The Future Of Social Networks
Fred Stutzman peers into the crystal ball, and (with reference points derived from a close study of five MySpace competitors) lays out a framework for the future of social networks. He looks at these sites:
- Cyworld — he characterizes as the “future of social”
- Bebo — he thinks it’s “taking on MySpace”, but it seems more of a replacement for Facebook to me.
- Hi5 — a contender from India
- Faceparty — another competitor from the UK.
- XuQa — “what Facebook could become”
And here’s Fred’s trendline for social networking:
- Social networking is becoming content-centric. Essentially, companies are building social-enabled sites around content areas - be they cars, music or to-do lists. In this context, social networking adds the logical next layer to content-driven resources. This is an extremely important trend - in the future, all of our content sites will have SNS characteristics. Sites that move early and implement well could very easily steal a large audience pool from established content sites.

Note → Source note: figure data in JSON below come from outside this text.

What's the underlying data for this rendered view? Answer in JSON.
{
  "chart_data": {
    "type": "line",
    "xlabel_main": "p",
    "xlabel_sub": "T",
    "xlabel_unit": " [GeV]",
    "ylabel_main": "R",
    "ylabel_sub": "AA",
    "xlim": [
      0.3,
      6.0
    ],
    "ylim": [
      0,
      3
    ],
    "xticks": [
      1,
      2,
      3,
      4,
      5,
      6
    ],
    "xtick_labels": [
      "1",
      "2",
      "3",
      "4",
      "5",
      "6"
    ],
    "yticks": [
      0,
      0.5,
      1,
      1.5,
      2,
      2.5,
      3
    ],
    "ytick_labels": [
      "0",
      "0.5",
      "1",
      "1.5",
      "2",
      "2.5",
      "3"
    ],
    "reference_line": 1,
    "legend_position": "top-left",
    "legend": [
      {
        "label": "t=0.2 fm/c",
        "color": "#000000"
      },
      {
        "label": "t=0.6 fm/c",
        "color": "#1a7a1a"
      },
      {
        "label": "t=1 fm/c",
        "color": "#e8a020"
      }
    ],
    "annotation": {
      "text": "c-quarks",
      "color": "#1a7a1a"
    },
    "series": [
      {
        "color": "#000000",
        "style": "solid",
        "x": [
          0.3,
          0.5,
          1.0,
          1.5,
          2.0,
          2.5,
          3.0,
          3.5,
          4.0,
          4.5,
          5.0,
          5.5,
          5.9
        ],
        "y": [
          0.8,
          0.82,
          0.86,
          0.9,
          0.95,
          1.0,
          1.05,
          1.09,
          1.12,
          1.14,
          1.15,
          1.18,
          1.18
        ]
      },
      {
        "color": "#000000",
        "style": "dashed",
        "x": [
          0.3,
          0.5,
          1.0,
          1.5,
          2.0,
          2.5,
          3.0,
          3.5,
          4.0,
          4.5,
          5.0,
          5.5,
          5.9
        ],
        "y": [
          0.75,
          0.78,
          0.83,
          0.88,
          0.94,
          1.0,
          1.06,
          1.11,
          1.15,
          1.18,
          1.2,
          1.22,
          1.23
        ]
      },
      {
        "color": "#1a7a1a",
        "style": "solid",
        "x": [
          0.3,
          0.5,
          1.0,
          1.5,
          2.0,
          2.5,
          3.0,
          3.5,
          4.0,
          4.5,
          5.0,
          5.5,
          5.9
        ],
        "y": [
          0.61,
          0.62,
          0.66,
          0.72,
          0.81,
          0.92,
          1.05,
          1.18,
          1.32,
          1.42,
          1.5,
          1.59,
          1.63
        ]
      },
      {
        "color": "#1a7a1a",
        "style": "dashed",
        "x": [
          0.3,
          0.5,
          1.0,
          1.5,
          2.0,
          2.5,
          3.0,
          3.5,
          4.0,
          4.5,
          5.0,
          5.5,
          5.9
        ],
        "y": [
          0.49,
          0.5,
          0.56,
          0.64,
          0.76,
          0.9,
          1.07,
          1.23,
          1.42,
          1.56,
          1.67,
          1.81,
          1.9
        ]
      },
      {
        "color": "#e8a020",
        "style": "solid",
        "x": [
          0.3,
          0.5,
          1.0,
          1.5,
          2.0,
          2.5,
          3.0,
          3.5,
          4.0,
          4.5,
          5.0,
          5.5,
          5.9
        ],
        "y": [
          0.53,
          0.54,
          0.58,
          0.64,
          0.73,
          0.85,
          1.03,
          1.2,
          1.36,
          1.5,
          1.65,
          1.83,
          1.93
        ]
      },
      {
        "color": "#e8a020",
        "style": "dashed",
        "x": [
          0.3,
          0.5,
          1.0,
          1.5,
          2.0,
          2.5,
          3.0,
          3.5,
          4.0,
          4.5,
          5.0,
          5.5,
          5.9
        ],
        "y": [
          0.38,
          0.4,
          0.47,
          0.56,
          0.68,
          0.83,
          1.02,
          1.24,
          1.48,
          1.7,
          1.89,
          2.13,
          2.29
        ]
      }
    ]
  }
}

- Social networking is the vanguard of micropayment. As we’ve seen in Second Life, people are absolutely willing to exchange real-life dollars for virtual accessories and karma. Users vest a good part of their identity into their chosen social sites, so monetization possibilities abound; letting users buy little things that make their virtual live better, or more rich makes these sites fun. Indeed, I think fun is they key part - people don’t want to pay to use social networking sites, they want to pay to make their experience better. I believe we’ll be seeing a lot more of this in the future.
- Social networking for the sake of social networking just doesn’t cut it. Put simply, we want more from SNS-enabled sites than association. If we’re going to invest our time into a SNS site, make it worth our while. Make it a game, make it entertaining, make it useful - but don’t expect us to come if you think its enough to browse our friends profiles.
I agree with Fred totally. Content-free, networking-for-the-sake-of-networking is a pointless exercise, now that we have gotten over the novelty of fooling with these sites. He seems to miss the intensely geolocal aspect of social networks: people naturally network with others that a close to them, physically. And he misses OpenBC, which is a big sucess in Germany and Western Europe. While I think he is dead on re: micropayment, he only touches on social commerce lightly, which is the big bang of our socialized future.
Social networks will become the centerpoint of online commerce. I state this unequivocally. The revolution will be socialized: in the future, essentially all online consumer commerce will be conducted through social means. The Web 1.0 metaphor of wandering around in a warehouse, putting gear into a shopping cart and then heading for a checkout counter, that shopworn motif will be replaced by various social metaphors.
- Recommendations — various approaches to supporting social recommendations will become the primary starting point for online commerce. Whether buried in the implicit social networks of standalone blogs, or made more explicit in bespoke social networking apps, people’s reviews and pick lists will guide more buying behavior every year.
- Experiential marketing — as an increasing social consciousness pervades the online marketing world, advertisers will realize that ads are becoming less effective, even when streaming and animated. One answer is what I am calling experiential marketing: individuals or groups will be solicited and directly compensated to try out products and blog or otherwise chronicle their use. With highly trusted advocates acting on behalf of the community these campaigns will become a mainstay of product marketing 2.0.
- Sponsored aggregation — with a universe expanding into a billion tagspaces, every company could be sponsoring an aggregation of the best material on their defining topics. Canon, for example, could sponsor the leading aggregation of information on digital cameras, culled from hundreds or thousands of correspondents, who might be writing in personal blogs or within increasingly open social networks. These “plazas”, as I call them, will become a great way for companies to support communities of interest, and tap into the collective thinking about their products and their application. Candidly, I am amazed that so few platforms to support plazas have emerged, and I am likewise surprised that Technorati and other systems that define tagspaces have not tapped into this multi-billion dollar opportunity. This will soon turn around, and meme trackers (like Techmeme and Tailrank), social content aggregration systems (like The Personal Bee), and indexing/tag systems (like Technorati) will all be competing to be the leading plazas for tens of millions of products competing in millions of niches.